Le centre Georges Pompidou entame un programme de réaménagement
de ses espaces intérieurs, rendu nécessaire pour des raisons
tenant à la fois à l'usure du bâtiment,
fréquenté par plus de 150 millions de visiteurs depuis son
ouverture en 1977, et à des choix d'amélioration des fonctions
réparties dans le centre. Le coût des travaux est estimé
à un montant de 440 millions de francs (valeur 1994).
L'année 1998 sera la première année pleine des travaux de
réaménagement intérieur du centre. Le centre national
d'art et de culture Georges Pompidou bénéficiera pour 1998 d'une
subvention d'équipement qui s'élèvera à
157 millions de francs en autorisations de programme et à
125,95 millions de francs en crédits de paiement.
La deuxième tranche des travaux conduits par l'établissement
public du Grand Louvre, qui a débuté en 1990, s'achèvera
en 1999. Elle concerne à la fois le réaménagement des
espaces intérieurs et la rénovation des abords du Palais. A son
terme, le Palais du Louvre se trouvera entièrement consacré
à la conservation des oeuvres d'art. Pour l'année 1998, la
dotation budgétaire, qui sera désormais affectée à
l'agence d'ingénierie culturelle, s'élève à
220,6 millions de francs d'autorisations de programme (+ 40 %)

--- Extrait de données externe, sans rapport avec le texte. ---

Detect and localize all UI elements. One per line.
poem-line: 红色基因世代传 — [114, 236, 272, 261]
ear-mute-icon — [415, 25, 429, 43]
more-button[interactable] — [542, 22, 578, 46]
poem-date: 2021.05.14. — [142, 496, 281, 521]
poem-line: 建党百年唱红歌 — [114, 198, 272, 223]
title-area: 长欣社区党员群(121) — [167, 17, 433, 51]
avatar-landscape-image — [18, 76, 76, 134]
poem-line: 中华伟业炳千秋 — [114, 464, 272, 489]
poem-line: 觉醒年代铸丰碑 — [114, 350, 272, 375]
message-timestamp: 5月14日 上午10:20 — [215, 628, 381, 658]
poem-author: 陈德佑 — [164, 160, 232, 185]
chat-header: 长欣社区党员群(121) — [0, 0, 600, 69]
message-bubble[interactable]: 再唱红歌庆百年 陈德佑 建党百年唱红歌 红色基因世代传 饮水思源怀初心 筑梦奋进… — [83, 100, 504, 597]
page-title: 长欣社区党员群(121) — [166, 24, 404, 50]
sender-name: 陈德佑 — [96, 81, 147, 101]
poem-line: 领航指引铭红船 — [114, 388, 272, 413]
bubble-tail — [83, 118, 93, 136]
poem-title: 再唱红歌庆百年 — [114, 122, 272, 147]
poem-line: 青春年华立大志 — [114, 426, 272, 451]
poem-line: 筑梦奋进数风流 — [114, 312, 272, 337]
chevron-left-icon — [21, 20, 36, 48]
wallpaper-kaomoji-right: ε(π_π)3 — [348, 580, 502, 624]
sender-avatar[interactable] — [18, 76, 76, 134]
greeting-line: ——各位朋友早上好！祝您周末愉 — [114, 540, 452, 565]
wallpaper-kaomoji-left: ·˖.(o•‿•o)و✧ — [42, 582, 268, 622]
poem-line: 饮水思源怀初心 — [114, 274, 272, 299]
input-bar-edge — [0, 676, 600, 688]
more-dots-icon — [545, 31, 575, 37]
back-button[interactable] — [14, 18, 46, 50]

et à 246,95 millions de francs de crédits de paiement
(-8,62 %).
Un plan de maintenance immobilière de la Bibliothèque nationale
de France sera engagé en 1998 pour un montant de 30 millions de
francs.
Il faut souligner, par ailleurs, que 187,7 millions de francs seront
consacrés à des opérations de rénovation de
bâtiments affectés au ministère de la culture et de la
communication, ce qui permettra de mettre en oeuvre le projet de regroupement
immobilier des services centraux.
Des moyens seront également consacrés à de grands
projets en région
. Le centre de la mémoire contemporaine de
Reims bénéficie notamment de 144 millions de francs
d'autorisations de programme, inclus dans le budget de l'agence
d'ingénierie culturelle.
Par ailleurs, les opérations cofinancées avec les
collectivités territoriales (rénovation de théâtres,
établissements d'enseignement spécialisé,
équipements de diffusion culturelle, ...) connaissent une augmentation
significative de 45 millions de francs soit une progression de 18 %.